At this juncture I got to know Bartenstein, who was brought to my notice by the Counts Starhemberg and Herberstein. At first I was strongly prejudiced against him, but then found him to be – as all who really know him must agree – a great statesman. Afterward I made much use of him to smooth out my tangles in the Ministry and to speak to one and the other, which, however, led me ever and again into fresh mazes and obscurities, so that presently I often became, contrary to my nature, undecided and mistrustful, and had God Himself not drawn a line by their all dying, I should never have been able to remedy this, for I preferred to suffer myself rather than to take violent decisions injurious to the honor and reputation of others – easily understandable, for these were all simply individual unpleasantnesses for me and they themselves all meant honorably; only they would not agree with each other, mostly out of ambition and because each wanted to have the bigger hand and voice in things. This mentality of theirs did affect policy, but never stopped me from deciding against them on central issues, in which Bartenstein gave me invaluable support and knew how to work on men’s minds, which was why I depended very greatly on his advice and presentation of affairs and how he came to enjoy so much credit in my eyes, which he never abused, so that he was really my adviser in chief when I came to the throne.

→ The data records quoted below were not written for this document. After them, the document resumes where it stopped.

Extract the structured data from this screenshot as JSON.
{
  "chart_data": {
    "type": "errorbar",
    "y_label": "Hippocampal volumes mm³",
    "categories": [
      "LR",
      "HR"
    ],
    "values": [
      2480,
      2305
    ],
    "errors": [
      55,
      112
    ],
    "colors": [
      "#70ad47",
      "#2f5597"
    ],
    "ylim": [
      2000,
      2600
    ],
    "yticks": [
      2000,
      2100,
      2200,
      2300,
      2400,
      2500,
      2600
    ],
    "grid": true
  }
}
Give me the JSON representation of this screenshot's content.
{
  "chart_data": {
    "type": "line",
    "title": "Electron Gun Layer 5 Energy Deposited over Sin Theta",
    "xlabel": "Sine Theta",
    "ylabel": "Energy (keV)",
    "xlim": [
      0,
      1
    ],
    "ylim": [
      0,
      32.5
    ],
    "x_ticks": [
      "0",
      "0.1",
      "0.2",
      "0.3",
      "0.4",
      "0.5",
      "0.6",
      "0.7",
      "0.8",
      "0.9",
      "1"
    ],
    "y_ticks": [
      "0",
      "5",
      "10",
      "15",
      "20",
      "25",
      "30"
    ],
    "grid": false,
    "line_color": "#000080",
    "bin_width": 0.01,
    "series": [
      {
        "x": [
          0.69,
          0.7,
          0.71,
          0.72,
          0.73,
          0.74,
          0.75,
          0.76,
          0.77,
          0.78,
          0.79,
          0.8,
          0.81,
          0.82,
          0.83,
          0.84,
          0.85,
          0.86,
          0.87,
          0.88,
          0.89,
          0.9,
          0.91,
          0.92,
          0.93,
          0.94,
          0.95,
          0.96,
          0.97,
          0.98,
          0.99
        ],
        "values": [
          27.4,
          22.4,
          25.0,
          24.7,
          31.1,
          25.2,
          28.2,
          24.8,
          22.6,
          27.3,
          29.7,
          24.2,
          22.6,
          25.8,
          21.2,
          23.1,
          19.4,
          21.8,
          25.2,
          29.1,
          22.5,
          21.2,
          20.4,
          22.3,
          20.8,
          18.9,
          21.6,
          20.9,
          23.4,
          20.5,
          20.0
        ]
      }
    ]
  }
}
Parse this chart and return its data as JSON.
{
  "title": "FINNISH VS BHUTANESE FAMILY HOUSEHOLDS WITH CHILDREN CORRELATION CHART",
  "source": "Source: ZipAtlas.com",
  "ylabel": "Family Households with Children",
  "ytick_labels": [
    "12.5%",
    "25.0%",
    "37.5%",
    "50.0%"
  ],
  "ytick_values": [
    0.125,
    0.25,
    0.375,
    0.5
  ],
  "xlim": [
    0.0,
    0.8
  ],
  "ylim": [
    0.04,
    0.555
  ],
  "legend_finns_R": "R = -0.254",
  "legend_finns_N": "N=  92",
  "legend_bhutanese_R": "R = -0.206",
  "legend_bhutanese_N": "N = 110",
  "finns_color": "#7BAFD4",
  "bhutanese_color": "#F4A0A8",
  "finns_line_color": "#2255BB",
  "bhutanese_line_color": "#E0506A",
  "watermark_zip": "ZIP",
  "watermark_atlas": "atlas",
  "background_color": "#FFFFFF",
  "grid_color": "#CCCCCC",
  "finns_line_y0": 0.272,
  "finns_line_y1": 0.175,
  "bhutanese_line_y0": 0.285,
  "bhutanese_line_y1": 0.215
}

From the outset I decided and made it my principle, for my own inner guidance, to apply myself, with a pure mind and instant prayer to God, to put aside all secondary considerations, arrogance, ambition, or other passions, having on many occasions examined myself in respect of these things, and to undertake the business of government incumbent on me quietly and resolutely – a principle that has, indeed, been the one guidance which saved me, with God’s help, in my great need, and made me follow the resolutions taken by me, making it ever my chief maxim in all I did and left undone to trust only in God, Whose almighty hand singled me out for this position without move or desire of my own and Who would therefore also make me worthy through my conduct, principles, and intentions to fulfill properly the tasks laid on me, and thus to call down and preserve His almighty protection for myself and those He has set under me, which truth I had held daily before my eyes and maturely considered that my duty was not to myself personally but only to the public.